J'ai revu ce film bien longtemps après 1 ou 2 visionnages antérieurs, je l'avais alors perçu telle une comédie bon enfant comme savait en faire Gilles Grangier pour sa vedette fétiche qui ici s'adonne à pas mal de "gabineries", car il est clair que c'est un film conçu pour Gabin et qui repose sur ses épaules, d'ailleurs le sujet l'a sans doute inspiré puisque l'idée est de Jean Moncorgé qui n'est autre que le vrai nom de Gabin.
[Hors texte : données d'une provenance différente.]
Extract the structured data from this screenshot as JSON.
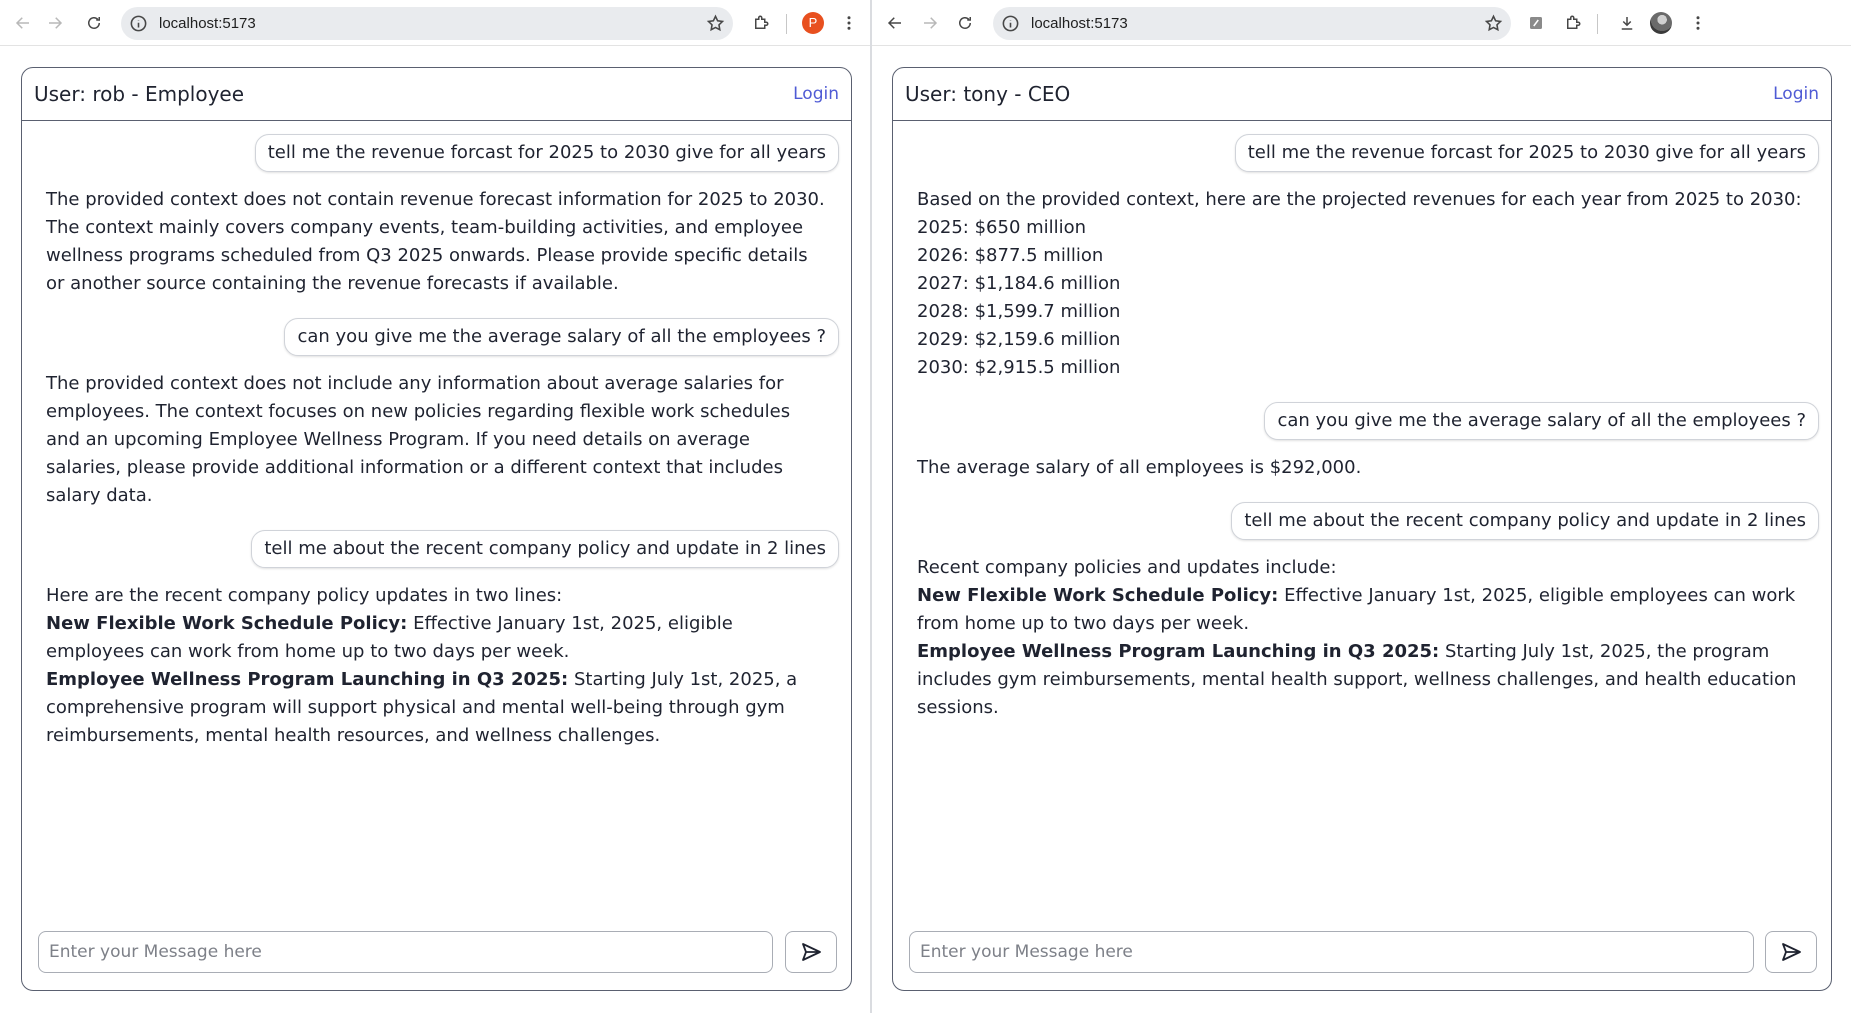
{
  "left": {
    "url": "localhost:5173",
    "profile_initial": "P",
    "chat": {
      "title": "User: rob - Employee",
      "login_label": "Login",
      "messages": [
        {
          "role": "user",
          "text": "tell me the revenue forcast for 2025 to 2030 give for all years"
        },
        {
          "role": "bot",
          "lines": [
            {
              "text": "The provided context does not contain revenue forecast information for 2025 to 2030. The context mainly covers company events, team-building activities, and employee wellness programs scheduled from Q3 2025 onwards. Please provide specific details or another source containing the revenue forecasts if available."
            }
          ]
        },
        {
          "role": "user",
          "text": "can you give me the average salary of all the employees ?"
        },
        {
          "role": "bot",
          "lines": [
            {
              "text": "The provided context does not include any information about average salaries for employees. The context focuses on new policies regarding flexible work schedules and an upcoming Employee Wellness Program. If you need details on average salaries, please provide additional information or a different context that includes salary data."
            }
          ]
        },
        {
          "role": "user",
          "text": "tell me about the recent company policy and update in 2 lines"
        },
        {
          "role": "bot",
          "lines": [
            {
              "text": "Here are the recent company policy updates in two lines:"
            },
            {
              "bold": "New Flexible Work Schedule Policy:",
              "text": " Effective January 1st, 2025, eligible employees can work from home up to two days per week."
            },
            {
              "bold": "Employee Wellness Program Launching in Q3 2025:",
              "text": " Starting July 1st, 2025, a comprehensive program will support physical and mental well-being through gym reimbursements, mental health resources, and wellness challenges."
            }
          ]
        }
      ],
      "input_placeholder": "Enter your Message here"
    }
  },
  "right": {
    "url": "localhost:5173",
    "chat": {
      "title": "User: tony - CEO",
      "login_label": "Login",
      "messages": [
        {
          "role": "user",
          "text": "tell me the revenue forcast for 2025 to 2030 give for all years"
        },
        {
          "role": "bot",
          "lines": [
            {
              "text": "Based on the provided context, here are the projected revenues for each year from 2025 to 2030:"
            },
            {
              "text": "2025: $650 million"
            },
            {
              "text": "2026: $877.5 million"
            },
            {
              "text": "2027: $1,184.6 million"
            },
            {
              "text": "2028: $1,599.7 million"
            },
            {
              "text": "2029: $2,159.6 million"
            },
            {
              "text": "2030: $2,915.5 million"
            }
          ]
        },
        {
          "role": "user",
          "text": "can you give me the average salary of all the employees ?"
        },
        {
          "role": "bot",
          "lines": [
            {
              "text": "The average salary of all employees is $292,000."
            }
          ]
        },
        {
          "role": "user",
          "text": "tell me about the recent company policy and update in 2 lines"
        },
        {
          "role": "bot",
          "lines": [
            {
              "text": "Recent company policies and updates include:"
            },
            {
              "bold": "New Flexible Work Schedule Policy:",
              "text": " Effective January 1st, 2025, eligible employees can work from home up to two days per week."
            },
            {
              "bold": "Employee Wellness Program Launching in Q3 2025:",
              "text": " Starting July 1st, 2025, the program includes gym reimbursements, mental health support, wellness challenges, and health education sessions."
            }
          ]
        }
      ],
      "input_placeholder": "Enter your Message here"
    }
  },
  "colors": {
    "link": "#4f5bd5",
    "panel_border": "#5a6070",
    "profile": "#e8501f"
  },
  "icons": {
    "back": "arrow-left-icon",
    "forward": "arrow-right-icon",
    "reload": "reload-icon",
    "site_info": "info-icon",
    "bookmark": "star-icon",
    "extensions": "puzzle-icon",
    "menu": "kebab-menu-icon",
    "downloads": "download-icon",
    "send": "send-icon"
  }
}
Ce revisionnage m'a fait constater que si le scénario est certes astucieux, c'est l'histoire d'une pauvreté d'un autre temps, celle d'un clodo bon enfant qui est archi désuète mais bougrement attachante, car de nos jours, les SDF c'est plus du tout comme ça. Dans un Paris en mutation, où commencent à fleurir les barres de béton aux abords des faubourgs (le tournage des scènes dans les immeubles en construction a eu lieu à Maisons-Alfort), Archimède est un clochard truculent, fort en gueule, un peu anarchisant et soiffard, mais cultivé et philosophe, amateur de Muscadet.
Gabin y retrouve ses acolytes habituels comme Blier, Frankeur, Roquevert, et même Carette en clochard avec des chiens (retrouvailles depuis la Grande illusion), auxquels s'ajoutent Darry Cowl en compagnon d'infortune, et Jacqueline Maillan en grande bourgeoise, prétexte pour Audiard à quelques saillies sur le beau monde dans lequel Archimède vient faire un petit tour après avoir ramené un chien faussement perdu, le temps de quelques verres. Car faut-il le préciser, ce film n'aurait sans doute pas le même ton savoureux sans les dialogues d'Audiard qui peut se régaler dans la réplique fleurie et caustique sur ce monde de marginaux, de laissés pour compte et d'anti-système qui gueulent avec bon sens.
Tout le monde est un peu en roue libre, Gabin le premier, caracolant dans le cabotinage un peu moins mesuré que d'habitude, on voit que certaines scènes sont un peu forcées et moins adroites que dans d'autres films de Gabin. Mais tout ceci reste bien inoffensif et n'a pas la prétention de traiter en profondeur le problème des sans-abris qui n'étaient pas encore très nombreux en 1958, c'est avant tout du cinéma populaire à vocation divertissante comme on en voyait beaucoup dans ces années 50.